On Monday, North Korea fired a missile that crossed over Japanese territory, alarming Washington and Tokyo. Both U.S. and Japanese officials said the device was a Taepo Dong medium-range ballistic missile capable of carrying nuclear weapons.

But on Friday, North Korea's official Korean Central New Agency accused the United States and Japan of making an undue "fuss" and said what was fired Monday was a three-stage rocket that successfully sent a satellite into orbit.

U.S. experts are divided about whether it would even be possible for a Taepo Dong missile to put an object into orbit.

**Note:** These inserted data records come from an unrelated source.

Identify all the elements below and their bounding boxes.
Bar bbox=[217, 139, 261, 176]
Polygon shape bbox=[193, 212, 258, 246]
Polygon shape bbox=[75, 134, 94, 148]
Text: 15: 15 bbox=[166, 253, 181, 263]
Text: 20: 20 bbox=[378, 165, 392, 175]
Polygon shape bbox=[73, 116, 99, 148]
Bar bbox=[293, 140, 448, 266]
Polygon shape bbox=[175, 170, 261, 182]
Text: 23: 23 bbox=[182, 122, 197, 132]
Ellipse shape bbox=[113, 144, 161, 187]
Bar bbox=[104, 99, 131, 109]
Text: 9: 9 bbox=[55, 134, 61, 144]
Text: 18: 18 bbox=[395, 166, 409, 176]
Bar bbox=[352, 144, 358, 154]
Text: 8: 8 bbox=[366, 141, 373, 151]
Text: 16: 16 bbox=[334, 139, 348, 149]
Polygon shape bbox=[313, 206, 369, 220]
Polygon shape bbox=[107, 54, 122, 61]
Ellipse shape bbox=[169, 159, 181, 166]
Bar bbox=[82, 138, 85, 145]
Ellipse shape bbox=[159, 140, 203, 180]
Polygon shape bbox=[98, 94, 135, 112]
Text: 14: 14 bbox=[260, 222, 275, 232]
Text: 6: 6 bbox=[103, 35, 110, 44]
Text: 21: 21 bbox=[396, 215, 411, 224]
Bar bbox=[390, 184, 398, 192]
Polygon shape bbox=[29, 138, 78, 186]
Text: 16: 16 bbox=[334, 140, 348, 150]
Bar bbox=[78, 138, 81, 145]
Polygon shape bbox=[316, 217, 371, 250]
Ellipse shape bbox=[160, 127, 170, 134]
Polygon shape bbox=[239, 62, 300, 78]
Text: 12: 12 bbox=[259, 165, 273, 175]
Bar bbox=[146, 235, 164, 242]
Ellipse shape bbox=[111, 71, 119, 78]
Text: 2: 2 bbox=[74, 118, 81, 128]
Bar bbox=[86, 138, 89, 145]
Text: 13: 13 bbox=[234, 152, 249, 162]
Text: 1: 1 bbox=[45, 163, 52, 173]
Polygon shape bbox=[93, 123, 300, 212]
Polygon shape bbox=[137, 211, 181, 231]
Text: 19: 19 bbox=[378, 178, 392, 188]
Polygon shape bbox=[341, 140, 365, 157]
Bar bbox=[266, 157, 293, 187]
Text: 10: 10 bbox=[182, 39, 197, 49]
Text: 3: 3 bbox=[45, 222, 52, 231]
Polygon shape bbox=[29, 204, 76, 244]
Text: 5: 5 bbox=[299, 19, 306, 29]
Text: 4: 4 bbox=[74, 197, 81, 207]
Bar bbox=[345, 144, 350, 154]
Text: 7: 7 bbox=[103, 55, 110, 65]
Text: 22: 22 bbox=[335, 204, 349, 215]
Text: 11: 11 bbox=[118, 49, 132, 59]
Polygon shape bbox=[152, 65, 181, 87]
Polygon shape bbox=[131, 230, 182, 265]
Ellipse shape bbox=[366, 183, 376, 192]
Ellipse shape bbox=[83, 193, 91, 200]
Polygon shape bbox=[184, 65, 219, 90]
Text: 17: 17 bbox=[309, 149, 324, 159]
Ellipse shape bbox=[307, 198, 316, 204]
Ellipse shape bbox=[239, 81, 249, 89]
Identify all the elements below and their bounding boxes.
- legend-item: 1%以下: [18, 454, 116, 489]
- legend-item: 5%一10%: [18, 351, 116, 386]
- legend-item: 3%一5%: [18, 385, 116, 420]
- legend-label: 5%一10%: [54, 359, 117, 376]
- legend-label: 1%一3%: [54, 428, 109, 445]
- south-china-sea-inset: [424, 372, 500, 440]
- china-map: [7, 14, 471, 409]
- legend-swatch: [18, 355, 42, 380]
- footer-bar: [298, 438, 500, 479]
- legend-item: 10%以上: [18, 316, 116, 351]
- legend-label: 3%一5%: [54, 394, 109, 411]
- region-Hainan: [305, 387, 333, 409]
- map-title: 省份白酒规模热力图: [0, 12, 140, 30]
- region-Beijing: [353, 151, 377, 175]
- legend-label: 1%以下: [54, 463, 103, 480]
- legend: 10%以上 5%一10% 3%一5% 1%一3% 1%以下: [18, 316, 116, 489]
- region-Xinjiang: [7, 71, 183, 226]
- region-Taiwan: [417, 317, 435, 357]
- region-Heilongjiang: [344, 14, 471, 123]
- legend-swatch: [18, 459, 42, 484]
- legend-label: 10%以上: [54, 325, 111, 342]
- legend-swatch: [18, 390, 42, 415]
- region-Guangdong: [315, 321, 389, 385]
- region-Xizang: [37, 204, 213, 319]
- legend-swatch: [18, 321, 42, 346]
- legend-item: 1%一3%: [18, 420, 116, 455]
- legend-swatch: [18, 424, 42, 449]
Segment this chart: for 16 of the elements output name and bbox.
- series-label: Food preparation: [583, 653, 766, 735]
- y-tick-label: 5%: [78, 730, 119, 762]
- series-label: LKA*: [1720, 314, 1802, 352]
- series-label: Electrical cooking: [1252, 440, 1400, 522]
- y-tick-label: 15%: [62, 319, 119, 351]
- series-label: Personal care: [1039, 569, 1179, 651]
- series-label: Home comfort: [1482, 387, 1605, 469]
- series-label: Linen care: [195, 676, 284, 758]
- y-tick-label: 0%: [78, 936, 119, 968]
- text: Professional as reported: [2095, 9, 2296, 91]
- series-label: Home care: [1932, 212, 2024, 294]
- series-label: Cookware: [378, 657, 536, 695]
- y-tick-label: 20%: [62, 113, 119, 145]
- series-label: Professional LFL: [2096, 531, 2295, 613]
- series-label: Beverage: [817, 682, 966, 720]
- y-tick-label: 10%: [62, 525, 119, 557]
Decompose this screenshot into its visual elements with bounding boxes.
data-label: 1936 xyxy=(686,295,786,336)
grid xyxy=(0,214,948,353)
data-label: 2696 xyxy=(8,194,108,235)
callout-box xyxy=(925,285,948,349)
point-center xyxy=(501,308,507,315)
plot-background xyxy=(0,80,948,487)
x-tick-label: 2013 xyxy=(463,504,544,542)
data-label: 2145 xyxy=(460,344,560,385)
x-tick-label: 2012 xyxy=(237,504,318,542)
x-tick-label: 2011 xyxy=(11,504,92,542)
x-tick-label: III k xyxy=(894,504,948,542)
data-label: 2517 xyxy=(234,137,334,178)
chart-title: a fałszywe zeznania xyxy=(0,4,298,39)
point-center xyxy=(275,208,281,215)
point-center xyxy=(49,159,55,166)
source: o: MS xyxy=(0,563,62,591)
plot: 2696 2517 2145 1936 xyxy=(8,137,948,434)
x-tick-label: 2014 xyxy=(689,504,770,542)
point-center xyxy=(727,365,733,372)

A senior Pentagon official tells CNN that the U.S. Space Command in Colorado -- which has the capability to track objects in space as small as a softball -- has not detected any new space objects.

And an intelligence source also tells CNN that the United States has seen no radio transmissions that would indicate communications between North Korea and any satellite.

However, military officials are double-checking information before stating publicly that they believe no satellite was launched.

Japanese Prime Minister Keizo Obuchi also said he doubted the rocket carried a satellite.

On Thursday, Japan and South Korea placed their forces on increased alert and pledged stronger military cooperation, saying they believed North Korea might be preparing a second missile test.

However, U.S. intelligence officials tell CNN that they have seen no indications that North Korea is preparing a second test.

Military Affairs Correspondent Jamie McIntyre contributed to this report.